A week into the greatest show on earth, it’s the image of the Games: a seven-shot, multi-exposure photo that captures the astonishing athleticism of the greatest gymnast in history.
And behind the lens was an Irishman, who also happens to be an Olympian: Bryan Keane.
Before we get to how that shot occurred, let’s start with the aftermath. Last Sunday in Tokyo, Keane – a staff photographer with Inpho – got a message from an employee on the desk back in Dublin, telling him he should really post that picture of Simone Biles.
Keane isn’t a big fan of Twitter, but he was happy with the image so he fired it up with a simple caption: 'I shot this today.'
It was the following afternoon when one of his bosses called him, Keane covering the Irish Rugby Sevens Game: “Is your phone blowing up?” Keane had no idea what he was talking about, his notifications disabled besides email and WhatsApp. He was told to look at Twitter. The image had gone viral, retweeted by Biles along with several Olympic accounts and a litany of famous names. So far it has almost 40,000 retweets and just shy of 350,000 likes.

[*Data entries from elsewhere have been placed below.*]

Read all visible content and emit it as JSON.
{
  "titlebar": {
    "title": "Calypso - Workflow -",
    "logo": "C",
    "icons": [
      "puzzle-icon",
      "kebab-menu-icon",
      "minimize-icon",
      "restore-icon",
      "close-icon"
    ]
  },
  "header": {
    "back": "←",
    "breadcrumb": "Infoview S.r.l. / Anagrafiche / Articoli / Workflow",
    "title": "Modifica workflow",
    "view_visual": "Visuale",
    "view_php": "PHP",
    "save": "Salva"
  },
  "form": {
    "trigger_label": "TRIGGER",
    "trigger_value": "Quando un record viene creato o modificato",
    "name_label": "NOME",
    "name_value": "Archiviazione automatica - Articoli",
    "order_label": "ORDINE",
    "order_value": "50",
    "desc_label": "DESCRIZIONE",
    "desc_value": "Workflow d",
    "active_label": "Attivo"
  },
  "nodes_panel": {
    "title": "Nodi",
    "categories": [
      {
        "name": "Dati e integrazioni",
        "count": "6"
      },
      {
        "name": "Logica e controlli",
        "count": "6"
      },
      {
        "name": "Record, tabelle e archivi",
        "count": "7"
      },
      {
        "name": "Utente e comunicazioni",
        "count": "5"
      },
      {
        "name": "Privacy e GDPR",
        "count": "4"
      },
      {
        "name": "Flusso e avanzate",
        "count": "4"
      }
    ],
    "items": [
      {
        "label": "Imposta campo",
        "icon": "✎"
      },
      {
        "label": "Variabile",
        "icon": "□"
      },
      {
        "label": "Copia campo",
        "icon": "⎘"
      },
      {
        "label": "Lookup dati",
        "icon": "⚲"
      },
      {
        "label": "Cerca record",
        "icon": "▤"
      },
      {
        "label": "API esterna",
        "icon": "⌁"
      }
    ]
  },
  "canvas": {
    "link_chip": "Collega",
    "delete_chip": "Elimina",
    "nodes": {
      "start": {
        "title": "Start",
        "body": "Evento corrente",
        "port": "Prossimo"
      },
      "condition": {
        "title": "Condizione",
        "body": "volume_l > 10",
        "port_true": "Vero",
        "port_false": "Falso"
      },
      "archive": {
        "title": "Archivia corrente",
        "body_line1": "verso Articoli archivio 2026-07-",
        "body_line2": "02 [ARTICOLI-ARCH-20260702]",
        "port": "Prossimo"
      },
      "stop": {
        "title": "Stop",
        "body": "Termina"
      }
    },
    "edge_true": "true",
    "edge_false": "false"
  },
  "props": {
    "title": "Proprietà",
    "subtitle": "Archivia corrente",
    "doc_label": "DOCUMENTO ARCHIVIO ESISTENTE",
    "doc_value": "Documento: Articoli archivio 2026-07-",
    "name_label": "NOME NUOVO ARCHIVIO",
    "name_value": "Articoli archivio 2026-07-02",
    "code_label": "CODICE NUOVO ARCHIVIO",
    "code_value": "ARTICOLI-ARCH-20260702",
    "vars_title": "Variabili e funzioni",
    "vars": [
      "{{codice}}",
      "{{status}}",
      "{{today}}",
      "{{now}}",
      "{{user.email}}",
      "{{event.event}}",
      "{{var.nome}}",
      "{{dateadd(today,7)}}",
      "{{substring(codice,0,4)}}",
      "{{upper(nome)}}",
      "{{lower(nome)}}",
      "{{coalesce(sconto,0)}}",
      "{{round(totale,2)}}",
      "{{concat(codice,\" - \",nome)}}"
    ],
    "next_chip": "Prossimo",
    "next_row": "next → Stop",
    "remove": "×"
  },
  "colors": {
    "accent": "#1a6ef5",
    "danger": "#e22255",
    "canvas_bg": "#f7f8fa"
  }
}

As a kid, Keane’s dream was always to go to the Olympics, which the Cork triathlete fulfilled in 2016 in Rio. But following his retirement a year later a new vision took hold as he pursued a career in photography, which led him back to the Games in 2021.
“I lived that Olympic dream,” he says. “But what fed that dream was seeing it on TV and seeing iconic pictures of the Games. It led to my love of sport and Olympic sport. To now be on the other side of the lens and to create an iconic image of one of the greatest Olympians of all time, it’s been mind-boggling. I never expected it, I never planned it.”
Which brings us back to how it happened. Keane was at the Ariake Gymnastics Arena last Sunday with a simple brief: capture Irish gymnast Meg Ryan in the women’s all-around. With that box ticked, he had an hour to kill before relocating to the swimming arena so he decided to experiment.
The presence of Biles meant a horde of 30 or 40 photographers were following her every move, so Keane went one step ahead to her next rotation and staked out a good position by the vault. He chose that part of the arena because of the smooth black background in the corner – a key for photographers in avoiding clutter in their shots – and there he waited, biding his time.
“I was shooting the US team on practice runs, they were fine but I said, ‘I need something new.’ I knew that black background would work really well with a multi-exposure, something you don’t use that often where the camera takes however many frames and overlays them. There’d be a lot of trial and error.”
He watched a few gymnasts do practice runs and snapped them mid-air, first with a three-shot multi, then a five. “That was beginning to work, but it was three-quarters of a circle. I put it on seven and was manually focusing, so then I had it focused, ready to go.”
Looking down his lens, he couldn’t see which gymnast was approaching, only hearing the rhythmic thumps of their steps along the runway and the thud when they hit the vault and were sent flying into space. The first one he shot on that setting happened to be Biles.
He knew it was good when he saw it on his camera, and a look on his laptop confirmed it. The image went everywhere in the days after, shown on major TV networks in Australia and the US. The luck he had in it being Biles isn’t lost on Keane, allowing as it did the chance for the world to see his work.
“It’s the best photographers here, it’s the photography Olympics too, so you always want to create great imagery,” he says. “It’s kind of bizarre for it to come full circle: I’ve gone to the Games and now I’ve created an iconic Olympic image. It’s a really cool thing.”